Chinese company Kerui is looking to register as a business in Crimea to make supplying equipment easier

China’s Kerui is set to deliver oil and gas equipment to Crimea, the company’s vice president, Wang Bin, told Tass during a Russian-Chinese business forum on Wednesday. Crimea and Russia have both struggled to continue exploring for oil and gas as Western sanctions cut them off from technology used in the exploration and production of oil, gas or mineral resources.

“We are a private company and we have been working in Russia since 1999,” said Bin. “We have been monitoring the situation in Crimea for around a year and are interested in supplies of oil and gas equipment there and also providing services on maintenance of equipment. We are already holding a dialogue with Crimea’s business circles. They say they definitely need our equipment.”

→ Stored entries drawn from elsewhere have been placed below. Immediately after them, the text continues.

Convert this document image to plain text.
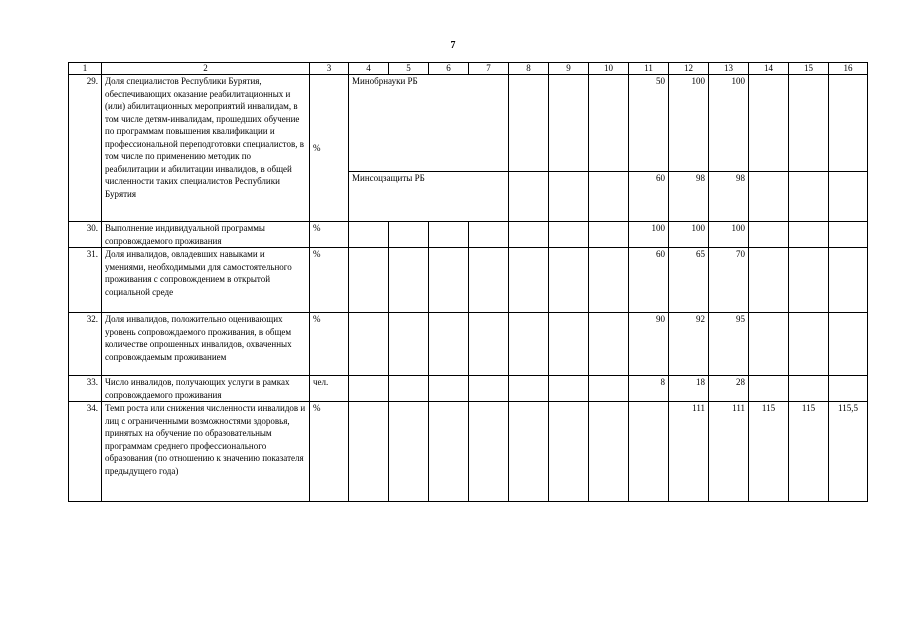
7
1	2	3	4	5	6	7	8	9	10	11	12	13	14	15	16
29.	Доля специалистов Республики Бурятия, обеспечивающих оказание реабилитационных и (или) абилитационных мероприятий инвалидам, в том числе детям-инвалидам, прошедших обучение по программам повышения квалификации и профессиональной переподготовки специалистов, в том числе по применению методик по реабилитации и абилитации инвалидов, в общей численности таких специалистов Республики Бурятия	%	Минобрнауки РБ							50	100	100			
			Минсоцзащиты РБ							60	98	98			
30.	Выполнение индивидуальной программы сопровождаемого проживания	%								100	100	100			
31.	Доля инвалидов, овладевших навыками и умениями, необходимыми для самостоятельного проживания с сопровождением в открытой социальной среде	%								60	65	70			
32.	Доля инвалидов, положительно оценивающих уровень сопровождаемого проживания, в общем количестве опрошенных инвалидов, охваченных сопровождаемым проживанием	%								90	92	95			
33.	Число инвалидов, получающих услуги в рамках сопровождаемого проживания	чел.								8	18	28			
34.	Темп роста или снижения численности инвалидов и лиц с ограниченными возможностями здоровья, принятых на обучение по образовательным программам среднего профессионального образования (по отношению к значению показателя предыдущего года)	%									111	111	115	115	115,5
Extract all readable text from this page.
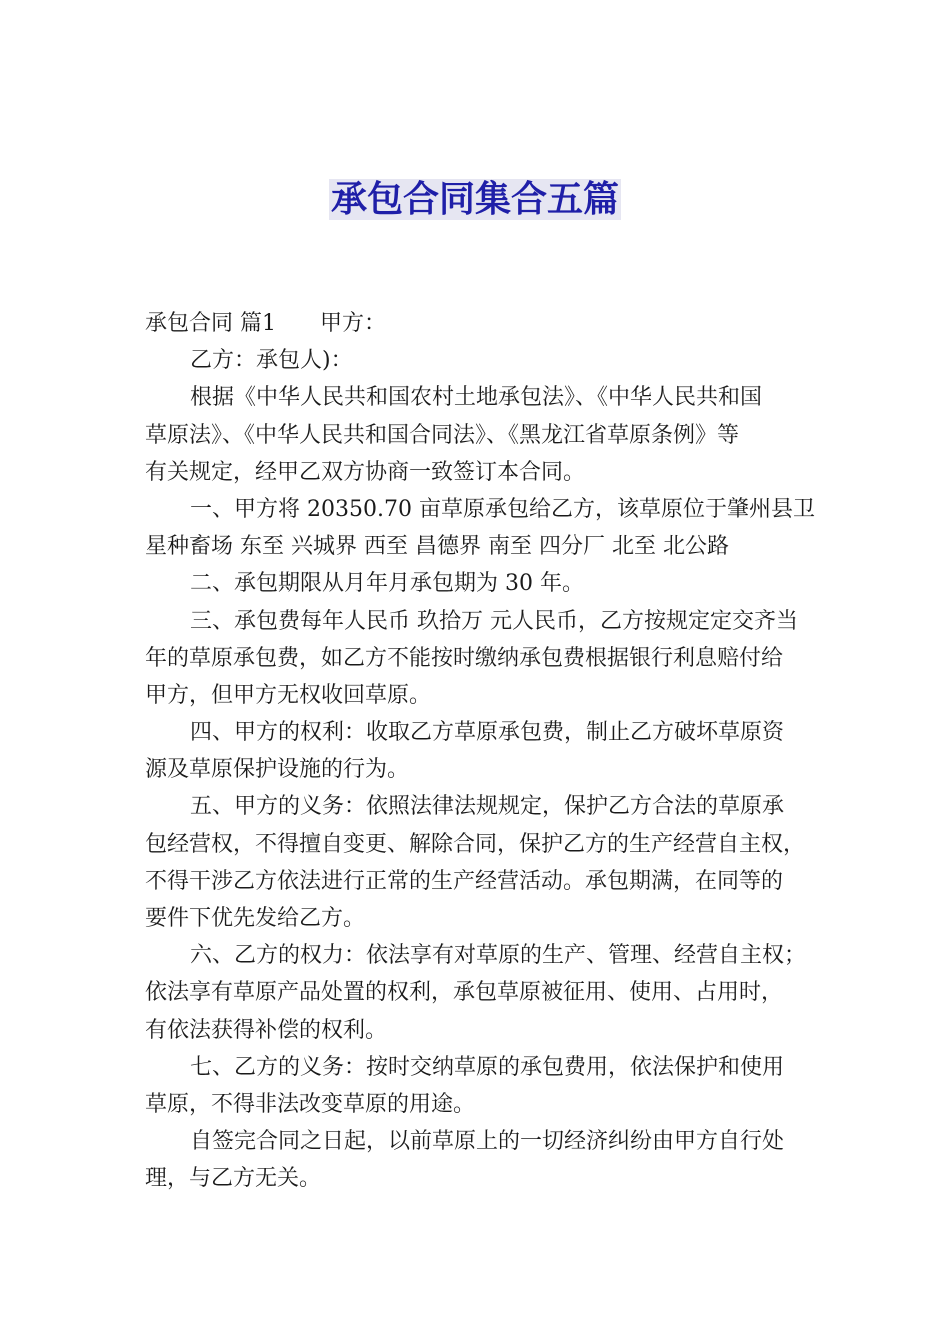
承包合同集合五篇
承包合同 篇1 甲方：
乙方：承包人)：
根据《中华人民共和国农村土地承包法》、《中华人民共和国
草原法》、《中华人民共和国合同法》、《黑龙江省草原条例》等
有关规定，经甲乙双方协商一致签订本合同。
一、甲方将 20350.70 亩草原承包给乙方，该草原位于肇州县卫
星种畜场 东至 兴城界 西至 昌德界 南至 四分厂 北至 北公路
二、承包期限从月年月承包期为 30 年。
三、承包费每年人民币 玖拾万 元人民币，乙方按规定定交齐当
年的草原承包费，如乙方不能按时缴纳承包费根据银行利息赔付给
甲方，但甲方无权收回草原。
四、甲方的权利：收取乙方草原承包费，制止乙方破坏草原资
源及草原保护设施的行为。
五、甲方的义务：依照法律法规规定，保护乙方合法的草原承
包经营权，不得擅自变更、解除合同，保护乙方的生产经营自主权，
不得干涉乙方依法进行正常的生产经营活动。承包期满，在同等的
要件下优先发给乙方。
六、乙方的权力：依法享有对草原的生产、管理、经营自主权；
依法享有草原产品处置的权利，承包草原被征用、使用、占用时，
有依法获得补偿的权利。
七、乙方的义务：按时交纳草原的承包费用，依法保护和使用
草原，不得非法改变草原的用途。
自签完合同之日起，以前草原上的一切经济纠纷由甲方自行处
理，与乙方无关。
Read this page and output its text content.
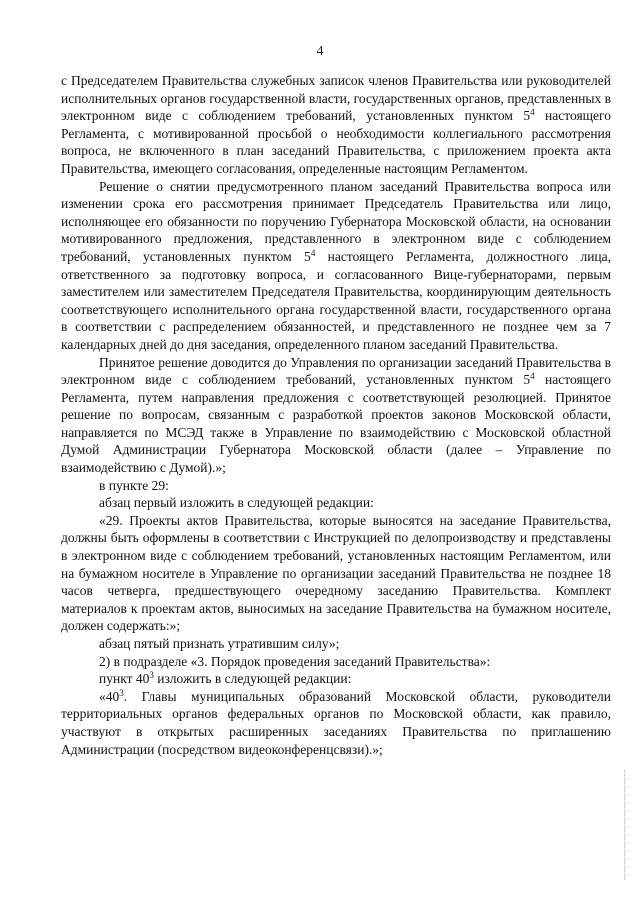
4

с Председателем Правительства служебных записок членов Правительства или руководителей исполнительных органов государственной власти, государственных органов, представленных в электронном виде с соблюдением требований, установленных пунктом $5^4$ настоящего Регламента, с мотивированной просьбой о необходимости коллегиального рассмотрения вопроса, не включенного в план заседаний Правительства, с приложением проекта акта Правительства, имеющего согласования, определенные настоящим Регламентом.

Решение о снятии предусмотренного планом заседаний Правительства вопроса или изменении срока его рассмотрения принимает Председатель Правительства или лицо, исполняющее его обязанности по поручению Губернатора Московской области, на основании мотивированного предложения, представленного в электронном виде с соблюдением требований, установленных пунктом $5^4$ настоящего Регламента, должностного лица, ответственного за подготовку вопроса, и согласованного Вице-губернаторами, первым заместителем или заместителем Председателя Правительства, координирующим деятельность соответствующего исполнительного органа государственной власти, государственного органа в соответствии с распределением обязанностей, и представленного не позднее чем за 7 календарных дней до дня заседания, определенного планом заседаний Правительства.

Принятое решение доводится до Управления по организации заседаний Правительства в электронном виде с соблюдением требований, установленных пунктом $5^4$ настоящего Регламента, путем направления предложения с соответствующей резолюцией. Принятое решение по вопросам, связанным с разработкой проектов законов Московской области, направляется по МСЭД также в Управление по взаимодействию с Московской областной Думой Администрации Губернатора Московской области (далее – Управление по взаимодействию с Думой).»;

в пункте 29:

абзац первый изложить в следующей редакции:

«29. Проекты актов Правительства, которые выносятся на заседание Правительства, должны быть оформлены в соответствии с Инструкцией по делопроизводству и представлены в электронном виде с соблюдением требований, установленных настоящим Регламентом, или на бумажном носителе в Управление по организации заседаний Правительства не позднее 18 часов четверга, предшествующего очередному заседанию Правительства. Комплект материалов к проектам актов, выносимых на заседание Правительства на бумажном носителе, должен содержать:»;

абзац пятый признать утратившим силу»;

2) в подразделе «3. Порядок проведения заседаний Правительства»:

пункт $40^3$ изложить в следующей редакции:

«$40^3$. Главы муниципальных образований Московской области, руководители территориальных органов федеральных органов по Московской области, как правило, участвуют в открытых расширенных заседаниях Правительства по приглашению Администрации (посредством видеоконференцсвязи).»;
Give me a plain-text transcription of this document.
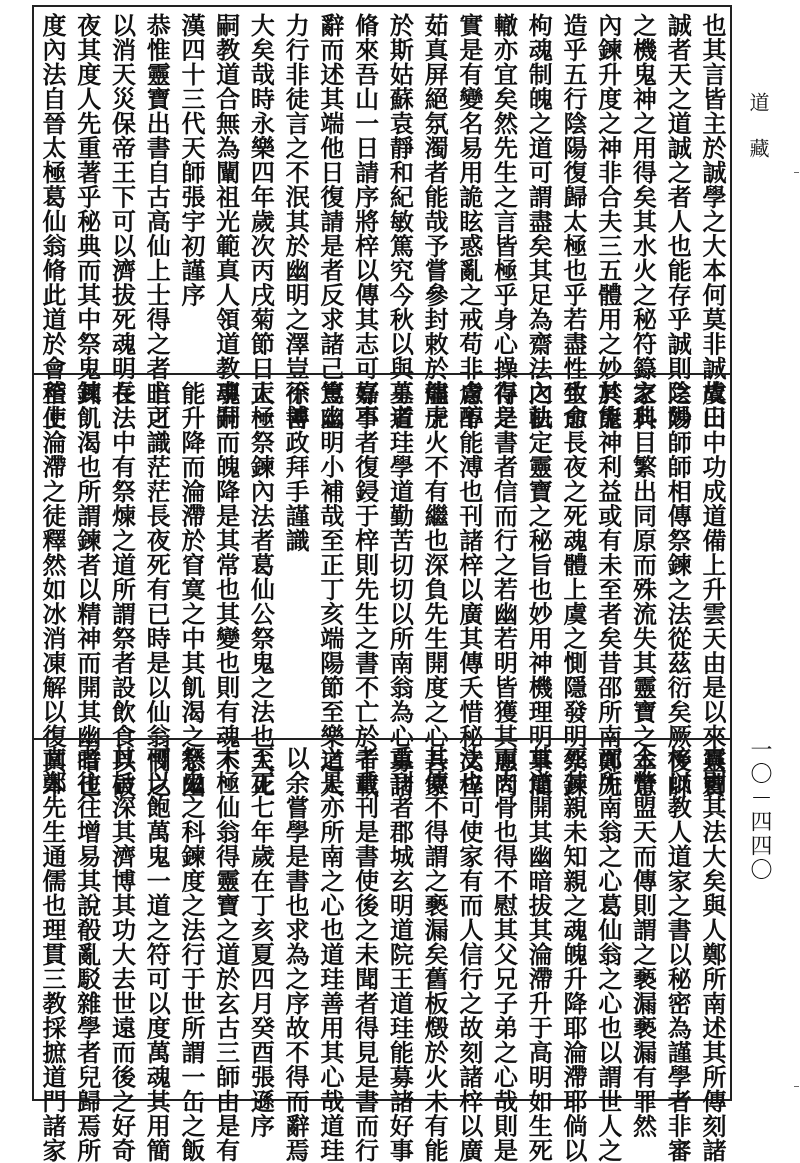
也其言皆主於誠學之大本何莫非誠故曰
誠者天之道誠之者人也能存乎誠則陰陽
之機鬼神之用得矣其水火之秘符籙之典
內鍊升度之神非合夫三五體用之妙其能
造乎五行陰陽復歸太極也乎若盡性致命
枸魂制魄之道可謂盡矣其足為齋法之軌
轍亦宜矣然先生之言皆極乎身心操存之
實是有變名易用詭眩惑亂之戒苟非含醇
茹真屏絕氛濁者能哉予嘗參封敕於龍虎
於斯姑蘇袁靜和紀敏篤究今秋以與募者
脩來吾山一日請序將梓以傳其志可嘉不
辭而述其端他日復請是者反求諸己篤志
力行非徒言之不泯其於幽明之澤豈不博
大矣哉時永樂四年歲次丙戌菊節日正一
嗣教道合無為闡祖光範真人領道教事嗣
漢四十三代天師張宇初謹序
恭惟靈寶出書自古高仙上士得之者上可
以消天災保帝王下可以濟拔死魂明長
夜其度人先重著乎秘典而其中祭鬼鍊
度內法自晉太極葛仙翁脩此道於會稽上
虞山中功成道備上升雲天由是以來靈寶
之妙師師相傳祭鍊之法從茲衍矣厥後師
家科目繁出同原而殊流失其靈寶之本意
於鬼神利益或有未至者矣昔邵所南鄭先
生愈長夜之死魂體上虞之惻隱發明祭鍊
內法定靈寶之秘旨也妙用神機理明事簡
得是書者信而行之若幽若明皆獲其惠尚
慮不能溥也刊諸梓以廣其傳夭惜秘文梓
燼于火不有繼也深負先生開度之心吾家
王道珪學道勤苦切切以所南翁為心募諸
好事者復鋟于梓則先生之書不亡於千載
豈幽明小補哉至正丁亥端陽節至樂道人
徐善政拜手謹識
太極祭鍊內法者葛仙公祭鬼之法也人死
魂升而魄降是其常也其變也則有魂不
能升降而淪滯於窅寞之中其飢渴之愁幽
暗之識茫茫長夜死有已時是以仙翁憫之
在法中有祭煉之道所謂祭者設飲食以破
其飢渴也所謂鍊者以精神而開其幽暗也
至使淪滯之徒釋然如冰消凍解以復其本
真則其法大矣與人鄭所南述其所傳刻諸
梓以教人道家之書以秘密為謹學者非審
金幣盟天而傳則謂之褻漏褻漏有罪然
而所南翁之心葛仙翁之心也以謂世人之
死其親未知親之魂魄升降耶淪滯耶倘以
其道開其幽暗拔其淪滯升于高明如生死
而肉骨也得不慰其父兄子弟之心哉則是
法也可使家有而人信行之故刻諸梓以廣
其傳不得謂之褻漏矣舊板燬於火未有能
重刊者郡城玄明道院王道珪能募諸好事
者重刊是書使後之未聞者得見是書而行
之是亦所南之心也道珪善用其心哉道珪
以余嘗學是書也求為之序故不得而辭焉
至正七年歲在丁亥夏四月癸酉張遜序
太極仙翁得靈寶之道於玄古三師由是有
祭鬼之科鍊度之法行于世所謂一缶之飯
可以飽萬鬼一道之符可以度萬魂其用簡
其旨深其濟博其功大去世遠而後之好奇
者往往增易其說殽亂駁雜學者兒歸焉所
南鄭先生通儒也理貫三教採摭道門諸家
道藏
一〇－四四〇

The company hopes to be entitled to a preferential regime in Russia to speed up the registration process in Crimea. “After that we will start exporting our equipment and then will consider the opportunities for investment cooperation,” Kerui’s vice president explained. If the preferential status is granted to Kerui, the company will be exempt from some tax, customs and social payments.

Russia Annexed Crimea for Black Sea Oil Reserves: Experts

Experts like Gilles Lericolais, the director of European and international affairs at France’s state oceanographic group, and Carol R. Saivets, a Eurasian expert in the Security Studies Program at Massachusetts Institute of Technology, believe one of the reasons Russia annexed Crimea in the first place may have been the oil reserves in the Black Sea.

By absorbing Crimea, Russia added to its territorial boundaries in both the Black and Azov Seas. William B. F. Ryan, a marine geologist at the Lamont-Doherty Earth Observatory of Columbia University, said Russia’s takeover of Crimea gave it what are potentially “the best” of that body’s deep oil reserves.

Russia gained roughly 36,000 square miles to Russia’s existing holdings. The addition is more than three times the size of the Crimean landmass, or about the size of Maine, but it has been difficult for Russia to develop any new assets due to sanctions. Kerui’s move into Crimea could meet a demand for equipment to develop those resources.